Cardboard is one of the most recyclable materials in South Africa, yet it’s often damaged through everyday habits. Food contamination, moisture and careless handling mean large volumes of cardboard can’t be recycled at all.

The challenge was to communicate this without technical explanations or guilt-driven messaging. The brief was to create a message that felt human, memorable and easy to act on, encouraging one small behaviour change: look after your cardboard before you throw it away.

Strategy

We kept the strategy simple and behaviour-led.
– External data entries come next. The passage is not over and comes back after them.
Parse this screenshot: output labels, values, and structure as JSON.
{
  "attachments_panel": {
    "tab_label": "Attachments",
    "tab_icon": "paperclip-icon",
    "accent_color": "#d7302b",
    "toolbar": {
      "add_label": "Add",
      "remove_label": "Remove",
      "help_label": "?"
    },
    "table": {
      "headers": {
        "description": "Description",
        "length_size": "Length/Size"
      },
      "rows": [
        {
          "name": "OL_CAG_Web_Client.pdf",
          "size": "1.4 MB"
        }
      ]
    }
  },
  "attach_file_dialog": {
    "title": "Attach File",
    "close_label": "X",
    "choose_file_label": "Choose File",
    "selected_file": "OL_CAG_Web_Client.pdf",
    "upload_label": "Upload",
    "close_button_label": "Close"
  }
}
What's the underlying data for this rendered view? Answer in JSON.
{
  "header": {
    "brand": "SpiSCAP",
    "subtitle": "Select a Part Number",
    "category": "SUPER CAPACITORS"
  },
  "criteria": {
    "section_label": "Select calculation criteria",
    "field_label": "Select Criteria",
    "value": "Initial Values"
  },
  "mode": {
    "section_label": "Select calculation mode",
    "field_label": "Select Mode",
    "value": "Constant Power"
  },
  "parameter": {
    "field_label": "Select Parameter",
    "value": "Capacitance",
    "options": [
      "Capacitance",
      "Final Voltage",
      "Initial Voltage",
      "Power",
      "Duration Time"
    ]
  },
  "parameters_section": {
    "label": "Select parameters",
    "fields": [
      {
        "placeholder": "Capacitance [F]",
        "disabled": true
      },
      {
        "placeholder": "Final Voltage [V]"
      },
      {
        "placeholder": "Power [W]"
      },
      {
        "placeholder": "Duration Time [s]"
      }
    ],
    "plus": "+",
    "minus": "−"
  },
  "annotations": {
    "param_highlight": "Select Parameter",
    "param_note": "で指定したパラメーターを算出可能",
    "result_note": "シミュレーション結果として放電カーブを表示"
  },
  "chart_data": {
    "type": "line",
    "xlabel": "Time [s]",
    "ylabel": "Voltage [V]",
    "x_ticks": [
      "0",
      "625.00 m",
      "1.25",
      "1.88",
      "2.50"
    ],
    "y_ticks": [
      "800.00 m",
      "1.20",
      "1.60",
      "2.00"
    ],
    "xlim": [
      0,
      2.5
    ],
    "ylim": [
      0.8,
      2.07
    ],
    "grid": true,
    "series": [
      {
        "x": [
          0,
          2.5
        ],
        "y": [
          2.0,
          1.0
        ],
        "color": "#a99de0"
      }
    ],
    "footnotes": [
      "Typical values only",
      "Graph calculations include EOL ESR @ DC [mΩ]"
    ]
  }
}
  • Focus on one material: cardboard

  • Use humour to lower resistance

  • Make care the message, not instruction

  • Keep the tone warm, familiar and non-preachy

  • Design for fast social consumption

The aim was to make people pause and reconsider how they treat something they normally see as disposable.

Execution

I served as art director, director, cinematographer and editor on the campaign.

The visual approach leaned into simplicity and relatability, using:

  • Everyday domestic moments that feel recognisable

  • Soft lighting and natural textures to keep the tone grounded

  • Clear visual emphasis on cardboard as the hero

  • Minimal copy and restrained motion

  • Short, punchy edits designed for vertical social formats

The final assets were delivered as short-form vertical films for Meta and TikTok, supported by static social placements reinforcing the core message.

Results & Impact

The campaign performed above typical recycling-category benchmarks, particularly for low-pressure, behaviour-based messaging. Viewers engaged with the content for longer and replay rates were stronger than expected for a simple reminder campaign.

  • 649,244 daily reach

  • 770,343 impressions

  • 227,946 video views

  • 51,036 minutes of watch-time

  • 52,100 impressions on the top performing reel

  • 8,150 engagements

  • 0.55 percent engagement rate

  • 821 new followers across the period

The results demonstrated that clarity and restraint can outperform louder, more complex sustainability messaging.

When you focus on one clear behaviour and deliver it with humour and humanity, people listen. Take Care showed that encouraging better recycling doesn’t require heavy education, just a moment of recognition and a simple shift in how we treat everyday materials.